The effect of dietary PGX® vs cellulose and inulin on the early development of insulin resistance, body weight, hyperlipidemia, and glycemia-induced tissue damage in young Zucker diabetic rats (ZDFs) in fasted and nonfasted states was determined. ZDFs (5 weeks old) were fed a diet containing 5% (wt/wt) cellulose, inulin, or PGX® for 8 weeks. Body weight, lipids, insulin and glucose levels were determined throughout the study and Homeostasis Model Assessment (HOMA) was used to measure insulin sensitivity throughout the study in fasted animals. At study termination, insulin sensitivity (oral glucose tolerance test, OGTT) and kidney, liver, and pancreatic histopathology were determined.

Results:

Body weight and food intake were significantly reduced by PGX® vs inulin and cellulose. Serum insulin in fasted and non-fasted states was significantly reduced by PGX® as was non-fasted blood glucose. Insulin resistance, measured as a HOMA score, was significantly reduced by PGX® in weeks 5 through 8 as well as terminal OGTT scores in fed and fasted states. Serum total cholesterol was also significantly reduced by PGX®. PGX® significantly reduced histological kidney and hepatic damage in addition to reduced hepatic steatosis and cholestasis. A greater mass of pancreatic ß-cells was found in the PGX® group. PGX® therefore may be a useful dietary additive in the control of the development of the early development of the metabolic syndrome.

Abstract:

The development of lower-glycaemic index (GI) foods requires simple, palatable and healthy strategies. The objective of the present study was to determine the most effective dose of a novel viscous fibre supplement (PGX®) to be added to starchy foods to reduce their GI.

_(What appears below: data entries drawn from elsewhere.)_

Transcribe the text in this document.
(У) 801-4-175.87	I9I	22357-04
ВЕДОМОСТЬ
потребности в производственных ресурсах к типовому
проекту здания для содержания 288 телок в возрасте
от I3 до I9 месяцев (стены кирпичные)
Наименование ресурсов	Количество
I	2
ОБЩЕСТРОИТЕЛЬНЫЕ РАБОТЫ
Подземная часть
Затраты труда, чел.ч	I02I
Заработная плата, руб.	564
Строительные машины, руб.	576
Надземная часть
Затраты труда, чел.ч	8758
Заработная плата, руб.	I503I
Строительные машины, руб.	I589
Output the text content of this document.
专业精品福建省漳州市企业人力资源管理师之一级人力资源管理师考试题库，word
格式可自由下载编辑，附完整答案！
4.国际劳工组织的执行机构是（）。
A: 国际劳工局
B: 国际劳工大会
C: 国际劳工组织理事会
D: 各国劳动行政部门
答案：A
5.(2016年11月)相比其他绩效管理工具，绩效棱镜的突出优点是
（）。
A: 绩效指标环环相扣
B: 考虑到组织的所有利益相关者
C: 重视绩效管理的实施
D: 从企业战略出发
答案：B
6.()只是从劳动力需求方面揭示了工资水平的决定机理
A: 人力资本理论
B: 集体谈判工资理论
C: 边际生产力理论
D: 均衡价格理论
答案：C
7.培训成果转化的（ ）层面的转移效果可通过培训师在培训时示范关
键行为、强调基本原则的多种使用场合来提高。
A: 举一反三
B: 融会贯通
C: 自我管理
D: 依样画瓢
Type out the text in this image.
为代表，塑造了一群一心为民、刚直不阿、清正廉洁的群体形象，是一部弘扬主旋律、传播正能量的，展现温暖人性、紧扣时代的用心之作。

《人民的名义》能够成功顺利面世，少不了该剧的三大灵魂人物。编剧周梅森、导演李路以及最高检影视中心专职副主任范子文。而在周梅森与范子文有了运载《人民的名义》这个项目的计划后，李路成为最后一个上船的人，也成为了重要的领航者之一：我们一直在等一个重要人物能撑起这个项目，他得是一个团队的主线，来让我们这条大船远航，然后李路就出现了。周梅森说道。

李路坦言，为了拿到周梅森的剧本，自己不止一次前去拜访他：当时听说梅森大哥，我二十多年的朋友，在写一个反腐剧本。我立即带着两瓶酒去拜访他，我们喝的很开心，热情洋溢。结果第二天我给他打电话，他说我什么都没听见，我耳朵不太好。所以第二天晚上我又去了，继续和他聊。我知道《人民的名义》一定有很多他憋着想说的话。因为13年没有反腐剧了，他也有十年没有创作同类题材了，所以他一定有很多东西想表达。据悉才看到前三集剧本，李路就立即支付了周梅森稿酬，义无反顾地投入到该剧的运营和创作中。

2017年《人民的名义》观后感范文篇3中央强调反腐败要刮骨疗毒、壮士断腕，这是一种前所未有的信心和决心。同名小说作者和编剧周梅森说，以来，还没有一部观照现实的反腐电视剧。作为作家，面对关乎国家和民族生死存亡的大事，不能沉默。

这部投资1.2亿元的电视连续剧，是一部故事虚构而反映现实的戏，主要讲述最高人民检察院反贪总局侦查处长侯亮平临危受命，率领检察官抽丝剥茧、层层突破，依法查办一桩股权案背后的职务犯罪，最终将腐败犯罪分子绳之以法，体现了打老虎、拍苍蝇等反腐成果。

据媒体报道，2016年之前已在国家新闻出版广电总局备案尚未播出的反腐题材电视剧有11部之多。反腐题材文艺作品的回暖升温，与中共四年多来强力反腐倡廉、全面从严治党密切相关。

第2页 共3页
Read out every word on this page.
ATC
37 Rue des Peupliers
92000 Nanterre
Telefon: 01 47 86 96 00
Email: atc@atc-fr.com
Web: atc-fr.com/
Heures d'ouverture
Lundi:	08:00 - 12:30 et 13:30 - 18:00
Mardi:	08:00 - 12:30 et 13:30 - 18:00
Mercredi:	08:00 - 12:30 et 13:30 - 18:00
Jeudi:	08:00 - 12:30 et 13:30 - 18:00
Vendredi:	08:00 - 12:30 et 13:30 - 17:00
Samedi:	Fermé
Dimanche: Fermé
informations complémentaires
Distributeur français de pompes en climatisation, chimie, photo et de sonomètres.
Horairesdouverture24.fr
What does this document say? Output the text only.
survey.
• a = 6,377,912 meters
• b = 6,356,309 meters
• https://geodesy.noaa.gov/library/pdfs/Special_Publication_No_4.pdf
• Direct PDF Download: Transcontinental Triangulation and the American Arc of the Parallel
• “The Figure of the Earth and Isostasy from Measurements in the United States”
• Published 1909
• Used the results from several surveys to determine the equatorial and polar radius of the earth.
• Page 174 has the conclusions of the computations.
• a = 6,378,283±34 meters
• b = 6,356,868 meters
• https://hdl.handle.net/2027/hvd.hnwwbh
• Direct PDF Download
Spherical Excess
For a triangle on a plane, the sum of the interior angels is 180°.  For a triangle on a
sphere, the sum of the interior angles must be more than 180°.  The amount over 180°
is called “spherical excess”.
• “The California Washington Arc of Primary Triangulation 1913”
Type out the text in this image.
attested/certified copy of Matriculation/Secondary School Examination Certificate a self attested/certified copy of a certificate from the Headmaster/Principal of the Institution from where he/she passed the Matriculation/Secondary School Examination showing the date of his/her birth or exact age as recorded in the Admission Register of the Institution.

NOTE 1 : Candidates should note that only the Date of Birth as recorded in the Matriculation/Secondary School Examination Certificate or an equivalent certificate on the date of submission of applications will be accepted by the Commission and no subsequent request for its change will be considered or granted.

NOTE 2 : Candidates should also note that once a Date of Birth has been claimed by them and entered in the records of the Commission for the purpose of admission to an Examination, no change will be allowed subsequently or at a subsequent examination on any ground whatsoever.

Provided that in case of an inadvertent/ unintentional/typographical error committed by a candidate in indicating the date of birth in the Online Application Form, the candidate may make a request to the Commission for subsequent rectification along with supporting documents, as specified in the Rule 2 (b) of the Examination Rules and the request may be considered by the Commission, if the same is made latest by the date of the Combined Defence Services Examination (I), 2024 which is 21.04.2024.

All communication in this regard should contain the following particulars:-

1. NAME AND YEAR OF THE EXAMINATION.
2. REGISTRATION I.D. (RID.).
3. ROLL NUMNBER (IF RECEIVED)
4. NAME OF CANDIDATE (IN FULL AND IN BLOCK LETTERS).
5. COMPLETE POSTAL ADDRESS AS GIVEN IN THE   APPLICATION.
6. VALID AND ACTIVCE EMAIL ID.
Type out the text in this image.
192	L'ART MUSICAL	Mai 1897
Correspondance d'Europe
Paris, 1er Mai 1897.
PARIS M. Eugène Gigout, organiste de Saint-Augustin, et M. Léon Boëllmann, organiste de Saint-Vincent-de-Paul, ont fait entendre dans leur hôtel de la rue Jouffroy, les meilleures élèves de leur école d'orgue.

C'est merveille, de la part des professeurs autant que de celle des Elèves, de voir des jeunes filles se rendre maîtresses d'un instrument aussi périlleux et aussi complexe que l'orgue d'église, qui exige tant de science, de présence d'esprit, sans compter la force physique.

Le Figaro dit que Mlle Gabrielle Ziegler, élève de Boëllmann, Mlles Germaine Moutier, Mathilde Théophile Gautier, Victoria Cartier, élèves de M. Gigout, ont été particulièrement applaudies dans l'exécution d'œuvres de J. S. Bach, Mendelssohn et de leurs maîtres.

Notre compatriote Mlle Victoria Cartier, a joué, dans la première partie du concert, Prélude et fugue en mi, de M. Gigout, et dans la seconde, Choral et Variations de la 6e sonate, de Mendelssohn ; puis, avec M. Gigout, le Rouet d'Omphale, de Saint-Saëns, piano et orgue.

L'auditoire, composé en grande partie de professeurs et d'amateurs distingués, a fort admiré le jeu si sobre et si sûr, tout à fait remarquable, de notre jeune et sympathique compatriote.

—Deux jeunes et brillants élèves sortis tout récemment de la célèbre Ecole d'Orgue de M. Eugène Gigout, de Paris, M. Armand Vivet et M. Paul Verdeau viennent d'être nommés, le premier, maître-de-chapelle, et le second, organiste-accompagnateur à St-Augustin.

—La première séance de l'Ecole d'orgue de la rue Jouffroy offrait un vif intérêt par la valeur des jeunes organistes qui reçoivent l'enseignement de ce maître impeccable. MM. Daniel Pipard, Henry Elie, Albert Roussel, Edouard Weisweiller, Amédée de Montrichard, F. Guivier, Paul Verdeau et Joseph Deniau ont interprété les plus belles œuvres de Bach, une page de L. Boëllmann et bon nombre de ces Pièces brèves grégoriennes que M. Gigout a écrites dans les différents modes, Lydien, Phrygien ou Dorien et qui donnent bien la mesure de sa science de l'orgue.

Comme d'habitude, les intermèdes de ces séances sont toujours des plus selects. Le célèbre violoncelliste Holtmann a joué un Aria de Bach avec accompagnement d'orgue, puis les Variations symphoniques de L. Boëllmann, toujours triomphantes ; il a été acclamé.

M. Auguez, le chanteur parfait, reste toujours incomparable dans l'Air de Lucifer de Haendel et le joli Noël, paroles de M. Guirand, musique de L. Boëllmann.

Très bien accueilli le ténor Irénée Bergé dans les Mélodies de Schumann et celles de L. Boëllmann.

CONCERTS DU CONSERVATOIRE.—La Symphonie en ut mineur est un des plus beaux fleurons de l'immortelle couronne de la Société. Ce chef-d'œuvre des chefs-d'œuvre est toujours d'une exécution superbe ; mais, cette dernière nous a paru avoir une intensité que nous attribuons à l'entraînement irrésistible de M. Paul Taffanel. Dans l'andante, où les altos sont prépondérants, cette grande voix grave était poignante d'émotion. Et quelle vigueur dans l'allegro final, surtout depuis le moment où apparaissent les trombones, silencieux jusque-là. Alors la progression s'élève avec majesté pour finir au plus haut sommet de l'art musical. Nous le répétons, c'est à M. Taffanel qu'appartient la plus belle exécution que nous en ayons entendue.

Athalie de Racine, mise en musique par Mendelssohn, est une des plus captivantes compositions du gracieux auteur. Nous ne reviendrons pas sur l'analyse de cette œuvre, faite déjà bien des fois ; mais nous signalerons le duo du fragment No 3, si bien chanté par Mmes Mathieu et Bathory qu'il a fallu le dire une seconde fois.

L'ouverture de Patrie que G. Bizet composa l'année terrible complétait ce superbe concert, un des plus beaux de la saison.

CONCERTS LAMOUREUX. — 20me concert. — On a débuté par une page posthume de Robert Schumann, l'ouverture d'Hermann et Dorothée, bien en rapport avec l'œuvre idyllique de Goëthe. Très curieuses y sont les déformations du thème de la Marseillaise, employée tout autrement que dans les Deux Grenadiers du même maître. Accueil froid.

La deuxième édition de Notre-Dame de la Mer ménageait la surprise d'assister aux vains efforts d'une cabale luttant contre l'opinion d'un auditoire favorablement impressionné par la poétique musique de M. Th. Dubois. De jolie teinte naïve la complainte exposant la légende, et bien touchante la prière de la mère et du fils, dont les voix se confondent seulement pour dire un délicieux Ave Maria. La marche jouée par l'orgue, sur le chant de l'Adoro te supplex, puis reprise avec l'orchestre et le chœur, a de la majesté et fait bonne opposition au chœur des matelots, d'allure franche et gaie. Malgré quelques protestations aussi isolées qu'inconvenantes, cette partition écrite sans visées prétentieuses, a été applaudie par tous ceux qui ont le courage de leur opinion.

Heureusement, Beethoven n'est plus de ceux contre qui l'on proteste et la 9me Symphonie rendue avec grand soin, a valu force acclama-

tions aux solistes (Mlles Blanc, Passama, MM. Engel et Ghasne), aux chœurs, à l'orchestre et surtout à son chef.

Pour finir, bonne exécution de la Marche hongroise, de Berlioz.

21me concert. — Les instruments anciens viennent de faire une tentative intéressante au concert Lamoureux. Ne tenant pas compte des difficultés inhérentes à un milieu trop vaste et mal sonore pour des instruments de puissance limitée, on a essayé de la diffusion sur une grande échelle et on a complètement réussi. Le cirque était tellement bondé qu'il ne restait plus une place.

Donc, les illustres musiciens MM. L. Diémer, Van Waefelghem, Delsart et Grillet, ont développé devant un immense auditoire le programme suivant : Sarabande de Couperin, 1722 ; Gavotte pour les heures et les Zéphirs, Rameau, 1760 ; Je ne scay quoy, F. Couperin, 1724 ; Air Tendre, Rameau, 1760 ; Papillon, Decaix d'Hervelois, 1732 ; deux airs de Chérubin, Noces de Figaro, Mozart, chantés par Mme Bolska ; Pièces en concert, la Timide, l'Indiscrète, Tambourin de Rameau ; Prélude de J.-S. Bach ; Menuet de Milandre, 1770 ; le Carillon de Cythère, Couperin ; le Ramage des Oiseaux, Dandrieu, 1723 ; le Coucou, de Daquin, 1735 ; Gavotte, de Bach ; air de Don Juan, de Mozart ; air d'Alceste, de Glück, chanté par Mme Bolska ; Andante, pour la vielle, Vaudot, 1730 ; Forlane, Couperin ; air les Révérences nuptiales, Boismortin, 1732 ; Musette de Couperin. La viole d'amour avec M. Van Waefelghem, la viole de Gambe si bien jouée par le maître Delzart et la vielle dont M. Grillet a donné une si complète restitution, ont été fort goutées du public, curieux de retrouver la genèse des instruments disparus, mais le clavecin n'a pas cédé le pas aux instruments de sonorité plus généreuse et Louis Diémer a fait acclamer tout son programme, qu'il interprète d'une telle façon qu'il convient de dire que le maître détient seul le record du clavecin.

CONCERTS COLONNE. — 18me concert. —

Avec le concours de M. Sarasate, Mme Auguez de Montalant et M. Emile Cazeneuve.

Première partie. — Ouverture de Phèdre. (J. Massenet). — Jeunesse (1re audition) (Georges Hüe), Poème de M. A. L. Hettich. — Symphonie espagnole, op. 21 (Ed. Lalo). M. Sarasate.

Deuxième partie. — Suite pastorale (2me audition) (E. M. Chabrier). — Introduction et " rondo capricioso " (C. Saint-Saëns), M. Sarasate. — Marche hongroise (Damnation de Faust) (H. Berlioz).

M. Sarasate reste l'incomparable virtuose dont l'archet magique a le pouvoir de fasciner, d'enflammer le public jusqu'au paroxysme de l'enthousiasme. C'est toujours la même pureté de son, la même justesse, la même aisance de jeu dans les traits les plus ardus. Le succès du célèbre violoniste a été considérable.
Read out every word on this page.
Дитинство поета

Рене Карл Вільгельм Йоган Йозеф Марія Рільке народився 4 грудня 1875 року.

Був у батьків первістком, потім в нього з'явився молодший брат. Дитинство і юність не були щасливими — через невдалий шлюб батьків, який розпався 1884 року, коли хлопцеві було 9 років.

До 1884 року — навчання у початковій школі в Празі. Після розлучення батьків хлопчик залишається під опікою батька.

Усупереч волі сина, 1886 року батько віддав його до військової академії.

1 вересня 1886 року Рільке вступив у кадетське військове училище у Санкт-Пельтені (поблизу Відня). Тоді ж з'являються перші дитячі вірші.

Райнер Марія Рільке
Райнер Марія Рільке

Reducing postprandial glycaemia and dietary glycaemic load is a recent target in the management and prevention of obesity and type 2 diabetes. The recent Diogenes study (a large multi-centre trial in Europe) showed that reduction in dietary GI and glycaemic load led to greater weight loss over 12 weeks and improved maintenance of weight loss.

Methods:

Healthy subjects (n 10) consumed glucose sugar (50 g in water × 3) and six starchy foods ( Kellogg® Corn Flakes, Quaker® Oats, McCain Fries, McCain Potatoes, Wonderwhite bread, Uncle Bens® Jasmine Rice), with a range of GI values (52–72) along with 0 (inert fibre, Inulin), 2•5 or 5 g granular PGX® dissolved in 250 ml water. GI testing according to ISO Standard 26 642-2010 was used to determine the reduction in GI.

Results:

PGX® significantly reduced the GI of all six foods (P < 0•001), with an average reduction of 19 % for the 2•5 g dose and 30 % for the 5 g dose, equivalent to a reducing the GI by 7 and 15 units, respectively. Inulin, a popular dietary fibre, had no effect on lowering the GI of the foods.

The authors concluded that: Consuming small quantities of the novel functional fibre PGX®, mixed with water at the start of a meal, is an effective strategy to reduce the GI of common foods.